I construct garment-like forms. Using materials that go unnoticed or are quickly discarded, such as women's make-up sponges, festoon their densely embellished surfaces. Items such as window screen wire mesh, clothing fasteners, and Velcro become primary characters in their surface drama. When I group the forms together, they form an environment somewhere between a three-ring circus, immersive installation, and fashion designer’s workspace.  

I make everything by hand building intimate relationships with these inanimate objects. Casting small tangible units of zippers, hooks, and eyes that accrue like shared stories during a quilting bee, I develop techniques that enable me to see, literally, beyond the visible. Painting with a magnifying glass I spend endless hours gluing thousands of make-up sponges to canvas, coating their surfaces with soft pastel pigment before arranging them in undulating patterns and attaching them to the wall.

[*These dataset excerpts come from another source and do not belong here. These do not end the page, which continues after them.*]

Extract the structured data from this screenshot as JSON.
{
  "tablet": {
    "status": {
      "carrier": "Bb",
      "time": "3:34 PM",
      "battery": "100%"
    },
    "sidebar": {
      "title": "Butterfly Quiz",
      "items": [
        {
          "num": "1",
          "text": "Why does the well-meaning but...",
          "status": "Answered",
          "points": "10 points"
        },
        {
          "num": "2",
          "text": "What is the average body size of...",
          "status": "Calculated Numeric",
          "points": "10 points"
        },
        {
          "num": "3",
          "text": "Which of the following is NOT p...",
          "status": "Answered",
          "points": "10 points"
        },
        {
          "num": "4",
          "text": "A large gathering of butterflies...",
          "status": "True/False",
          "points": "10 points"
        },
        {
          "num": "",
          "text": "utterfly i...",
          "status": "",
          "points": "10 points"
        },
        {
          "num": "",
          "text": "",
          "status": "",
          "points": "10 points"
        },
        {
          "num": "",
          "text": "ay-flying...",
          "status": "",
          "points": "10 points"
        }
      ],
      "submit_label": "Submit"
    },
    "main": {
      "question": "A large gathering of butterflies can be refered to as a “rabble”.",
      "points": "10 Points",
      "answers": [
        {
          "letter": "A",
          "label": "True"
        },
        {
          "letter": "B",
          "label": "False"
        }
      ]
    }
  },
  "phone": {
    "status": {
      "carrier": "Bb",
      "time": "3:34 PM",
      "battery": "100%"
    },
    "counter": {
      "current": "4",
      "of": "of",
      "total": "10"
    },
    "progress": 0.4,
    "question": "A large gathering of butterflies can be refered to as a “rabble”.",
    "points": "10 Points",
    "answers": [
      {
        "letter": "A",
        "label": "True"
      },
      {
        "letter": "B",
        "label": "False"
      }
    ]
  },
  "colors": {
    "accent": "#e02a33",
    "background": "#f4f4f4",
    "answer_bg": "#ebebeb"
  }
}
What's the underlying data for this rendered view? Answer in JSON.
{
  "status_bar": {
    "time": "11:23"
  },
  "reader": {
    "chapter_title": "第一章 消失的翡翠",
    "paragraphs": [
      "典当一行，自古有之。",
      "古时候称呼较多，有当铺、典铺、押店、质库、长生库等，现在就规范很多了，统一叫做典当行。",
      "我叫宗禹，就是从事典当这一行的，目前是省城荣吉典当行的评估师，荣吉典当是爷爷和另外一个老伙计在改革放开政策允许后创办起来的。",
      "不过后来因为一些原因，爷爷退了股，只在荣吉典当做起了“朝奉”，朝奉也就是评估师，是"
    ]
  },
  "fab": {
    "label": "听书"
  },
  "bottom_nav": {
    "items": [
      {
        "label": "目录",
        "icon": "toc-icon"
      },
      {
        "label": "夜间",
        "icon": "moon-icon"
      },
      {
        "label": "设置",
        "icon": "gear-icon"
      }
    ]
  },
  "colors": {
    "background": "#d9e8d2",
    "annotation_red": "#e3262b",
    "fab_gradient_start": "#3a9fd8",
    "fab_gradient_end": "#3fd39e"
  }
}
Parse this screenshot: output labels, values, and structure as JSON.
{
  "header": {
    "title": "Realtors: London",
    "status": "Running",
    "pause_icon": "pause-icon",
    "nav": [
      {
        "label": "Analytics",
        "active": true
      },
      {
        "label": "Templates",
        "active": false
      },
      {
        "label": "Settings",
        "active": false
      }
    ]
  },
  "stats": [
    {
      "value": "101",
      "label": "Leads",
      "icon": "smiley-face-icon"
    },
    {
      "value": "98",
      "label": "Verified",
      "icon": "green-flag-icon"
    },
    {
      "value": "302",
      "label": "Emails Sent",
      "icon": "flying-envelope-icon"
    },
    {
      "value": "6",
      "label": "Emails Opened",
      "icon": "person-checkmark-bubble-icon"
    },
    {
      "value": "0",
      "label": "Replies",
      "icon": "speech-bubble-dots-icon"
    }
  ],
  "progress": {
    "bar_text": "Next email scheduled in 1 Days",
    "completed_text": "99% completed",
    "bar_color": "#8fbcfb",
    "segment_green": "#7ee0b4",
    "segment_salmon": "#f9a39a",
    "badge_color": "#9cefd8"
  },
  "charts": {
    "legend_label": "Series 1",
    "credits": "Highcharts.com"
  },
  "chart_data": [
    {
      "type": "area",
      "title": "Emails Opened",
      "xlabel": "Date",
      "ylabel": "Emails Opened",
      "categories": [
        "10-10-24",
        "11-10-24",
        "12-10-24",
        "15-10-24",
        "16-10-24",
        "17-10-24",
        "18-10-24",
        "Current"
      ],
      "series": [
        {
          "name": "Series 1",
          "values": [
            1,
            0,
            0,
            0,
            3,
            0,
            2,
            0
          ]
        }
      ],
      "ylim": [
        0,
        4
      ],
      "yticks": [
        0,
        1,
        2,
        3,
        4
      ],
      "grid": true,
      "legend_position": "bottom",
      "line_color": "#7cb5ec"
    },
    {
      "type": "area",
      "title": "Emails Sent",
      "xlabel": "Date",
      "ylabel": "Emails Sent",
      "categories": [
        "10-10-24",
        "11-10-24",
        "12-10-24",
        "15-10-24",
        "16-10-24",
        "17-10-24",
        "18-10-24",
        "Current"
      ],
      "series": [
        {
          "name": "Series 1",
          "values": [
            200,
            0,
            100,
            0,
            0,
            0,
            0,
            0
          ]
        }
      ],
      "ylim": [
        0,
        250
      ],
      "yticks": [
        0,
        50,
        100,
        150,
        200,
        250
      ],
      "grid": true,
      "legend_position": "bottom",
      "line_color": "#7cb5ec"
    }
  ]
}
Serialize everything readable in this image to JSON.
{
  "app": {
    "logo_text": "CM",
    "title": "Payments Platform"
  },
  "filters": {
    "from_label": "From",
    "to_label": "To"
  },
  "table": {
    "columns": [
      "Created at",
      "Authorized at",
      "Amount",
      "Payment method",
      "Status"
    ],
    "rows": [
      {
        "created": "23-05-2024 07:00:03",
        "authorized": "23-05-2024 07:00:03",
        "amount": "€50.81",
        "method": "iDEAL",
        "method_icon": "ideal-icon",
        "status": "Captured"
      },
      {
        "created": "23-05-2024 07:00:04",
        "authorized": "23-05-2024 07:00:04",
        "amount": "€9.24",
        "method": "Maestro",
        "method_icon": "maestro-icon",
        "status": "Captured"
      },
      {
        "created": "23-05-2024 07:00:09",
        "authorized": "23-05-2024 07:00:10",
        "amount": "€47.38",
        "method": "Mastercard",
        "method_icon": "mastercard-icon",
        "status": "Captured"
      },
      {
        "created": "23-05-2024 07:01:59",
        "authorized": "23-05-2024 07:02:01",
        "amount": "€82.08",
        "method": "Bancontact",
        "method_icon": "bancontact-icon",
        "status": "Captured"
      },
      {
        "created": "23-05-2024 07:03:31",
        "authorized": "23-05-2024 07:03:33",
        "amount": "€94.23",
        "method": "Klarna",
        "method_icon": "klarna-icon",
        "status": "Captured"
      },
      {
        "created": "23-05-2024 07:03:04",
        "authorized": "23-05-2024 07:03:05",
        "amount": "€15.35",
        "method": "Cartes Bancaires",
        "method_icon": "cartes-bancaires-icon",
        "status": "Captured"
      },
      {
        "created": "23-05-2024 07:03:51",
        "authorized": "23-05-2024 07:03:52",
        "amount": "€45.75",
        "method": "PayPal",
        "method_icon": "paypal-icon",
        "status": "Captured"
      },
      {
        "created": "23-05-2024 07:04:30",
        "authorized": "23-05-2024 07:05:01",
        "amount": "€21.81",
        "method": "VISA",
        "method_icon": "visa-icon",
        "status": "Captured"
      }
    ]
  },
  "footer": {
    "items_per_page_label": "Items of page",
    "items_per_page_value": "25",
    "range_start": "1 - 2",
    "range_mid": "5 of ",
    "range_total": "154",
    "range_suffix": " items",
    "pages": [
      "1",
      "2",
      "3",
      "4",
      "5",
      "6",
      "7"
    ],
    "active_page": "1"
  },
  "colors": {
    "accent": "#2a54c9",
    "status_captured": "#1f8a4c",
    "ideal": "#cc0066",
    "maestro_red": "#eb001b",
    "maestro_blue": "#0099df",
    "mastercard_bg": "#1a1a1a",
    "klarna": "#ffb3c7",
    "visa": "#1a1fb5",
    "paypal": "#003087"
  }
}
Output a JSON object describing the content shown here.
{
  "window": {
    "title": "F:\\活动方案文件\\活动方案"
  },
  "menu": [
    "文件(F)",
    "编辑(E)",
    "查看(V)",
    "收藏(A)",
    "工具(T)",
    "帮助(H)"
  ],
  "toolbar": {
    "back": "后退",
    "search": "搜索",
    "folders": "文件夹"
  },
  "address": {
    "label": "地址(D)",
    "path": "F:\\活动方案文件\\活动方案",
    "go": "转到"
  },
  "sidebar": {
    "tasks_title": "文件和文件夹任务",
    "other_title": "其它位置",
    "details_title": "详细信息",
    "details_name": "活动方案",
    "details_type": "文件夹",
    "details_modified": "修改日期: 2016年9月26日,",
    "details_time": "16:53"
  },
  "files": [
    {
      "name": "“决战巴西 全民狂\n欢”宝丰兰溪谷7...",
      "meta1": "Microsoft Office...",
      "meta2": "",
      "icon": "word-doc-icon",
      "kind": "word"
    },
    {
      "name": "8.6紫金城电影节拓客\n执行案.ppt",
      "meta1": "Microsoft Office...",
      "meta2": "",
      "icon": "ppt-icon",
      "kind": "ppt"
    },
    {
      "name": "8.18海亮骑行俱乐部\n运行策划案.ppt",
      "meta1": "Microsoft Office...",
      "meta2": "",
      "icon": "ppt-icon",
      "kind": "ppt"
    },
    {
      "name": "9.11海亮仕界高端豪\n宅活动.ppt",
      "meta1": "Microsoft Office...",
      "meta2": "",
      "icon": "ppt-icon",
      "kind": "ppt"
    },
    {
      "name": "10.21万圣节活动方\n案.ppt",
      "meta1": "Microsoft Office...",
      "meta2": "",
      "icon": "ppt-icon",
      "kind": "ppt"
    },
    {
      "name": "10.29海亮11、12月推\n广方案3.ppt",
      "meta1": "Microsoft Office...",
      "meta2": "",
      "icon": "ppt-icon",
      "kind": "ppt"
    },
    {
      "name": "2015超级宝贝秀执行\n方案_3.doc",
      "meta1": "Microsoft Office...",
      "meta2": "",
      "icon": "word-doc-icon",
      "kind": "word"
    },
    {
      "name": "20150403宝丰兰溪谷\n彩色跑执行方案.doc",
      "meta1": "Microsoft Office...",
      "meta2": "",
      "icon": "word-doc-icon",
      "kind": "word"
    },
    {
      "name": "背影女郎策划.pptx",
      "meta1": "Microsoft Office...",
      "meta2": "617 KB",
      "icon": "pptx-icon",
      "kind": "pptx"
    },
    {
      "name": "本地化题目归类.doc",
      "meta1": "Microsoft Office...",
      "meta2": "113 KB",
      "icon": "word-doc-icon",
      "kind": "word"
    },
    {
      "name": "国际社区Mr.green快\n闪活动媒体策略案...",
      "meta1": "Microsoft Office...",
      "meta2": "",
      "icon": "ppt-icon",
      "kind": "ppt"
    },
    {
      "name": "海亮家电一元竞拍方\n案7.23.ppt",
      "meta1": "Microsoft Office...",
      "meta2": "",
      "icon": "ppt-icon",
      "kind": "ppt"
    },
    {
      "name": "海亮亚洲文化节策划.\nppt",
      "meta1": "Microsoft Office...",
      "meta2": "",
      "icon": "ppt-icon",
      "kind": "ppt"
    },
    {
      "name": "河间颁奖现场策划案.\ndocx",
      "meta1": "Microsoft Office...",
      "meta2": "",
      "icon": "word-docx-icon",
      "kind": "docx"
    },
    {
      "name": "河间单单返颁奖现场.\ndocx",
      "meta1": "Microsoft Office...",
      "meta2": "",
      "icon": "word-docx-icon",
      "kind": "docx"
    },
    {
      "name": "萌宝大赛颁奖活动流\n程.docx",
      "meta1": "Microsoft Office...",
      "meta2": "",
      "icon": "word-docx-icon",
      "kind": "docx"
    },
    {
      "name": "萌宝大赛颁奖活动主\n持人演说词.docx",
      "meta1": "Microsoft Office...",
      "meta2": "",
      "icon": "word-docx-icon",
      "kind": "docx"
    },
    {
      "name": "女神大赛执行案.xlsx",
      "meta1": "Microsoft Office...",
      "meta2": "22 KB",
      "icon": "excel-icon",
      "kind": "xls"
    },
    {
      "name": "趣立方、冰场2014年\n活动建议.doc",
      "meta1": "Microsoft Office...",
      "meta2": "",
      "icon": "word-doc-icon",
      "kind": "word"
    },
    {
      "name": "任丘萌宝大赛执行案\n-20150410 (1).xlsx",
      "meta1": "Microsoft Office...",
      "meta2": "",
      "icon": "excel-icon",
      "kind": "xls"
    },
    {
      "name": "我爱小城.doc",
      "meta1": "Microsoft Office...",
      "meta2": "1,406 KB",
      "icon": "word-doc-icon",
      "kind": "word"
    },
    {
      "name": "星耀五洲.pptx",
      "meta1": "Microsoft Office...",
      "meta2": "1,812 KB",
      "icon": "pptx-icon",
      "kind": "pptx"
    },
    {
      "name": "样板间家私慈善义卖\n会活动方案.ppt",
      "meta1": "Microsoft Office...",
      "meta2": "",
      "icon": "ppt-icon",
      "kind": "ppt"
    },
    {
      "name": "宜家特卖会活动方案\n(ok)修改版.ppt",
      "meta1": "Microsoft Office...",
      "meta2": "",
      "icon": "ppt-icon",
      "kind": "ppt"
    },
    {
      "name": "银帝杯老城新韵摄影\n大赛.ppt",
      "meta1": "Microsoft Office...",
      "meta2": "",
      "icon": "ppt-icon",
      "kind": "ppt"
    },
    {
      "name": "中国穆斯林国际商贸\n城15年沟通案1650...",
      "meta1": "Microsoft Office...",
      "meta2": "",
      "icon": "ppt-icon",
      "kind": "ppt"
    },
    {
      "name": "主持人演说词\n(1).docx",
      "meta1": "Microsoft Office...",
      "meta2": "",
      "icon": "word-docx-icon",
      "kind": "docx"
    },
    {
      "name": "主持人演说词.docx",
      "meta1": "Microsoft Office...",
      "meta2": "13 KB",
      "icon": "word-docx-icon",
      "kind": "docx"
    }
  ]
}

The sewing machine, my current tool of choice, becomes a drawing vehicle and means of attaching layers of fabric. By increasing and decreasing the machine's tensions, threads react to become glitches. At first glance they may be seen as blemishes, yet upon closer inspection the embellishments and details collaborate, creating highly detailed and ornate surfaces that are primarily abstract. The viewer enters a sensory world of boldly painted, textural, multidimensional compositions.

I learned the value of looking good and performing well early. I didn't understand then the importance of valuing emotions and thoughts that lay below the skin's surface – the unseen feelings. Art repairs the fractured internal and external selves. Initially in the process, my work appears formless, fragile, unresolved. Only when installed does it activate the bond between vulnerability and courage. Using forms as walls creates an architecture for the body to protect and divide. Visually manifested signposts for the many parts that comprise personal identity complicate the reflection of self within a collective enclosure.

By manifesting what was not initially understood my work becomes both mirror and door. Participation by others elevates my studio practice to the celebration of resilience.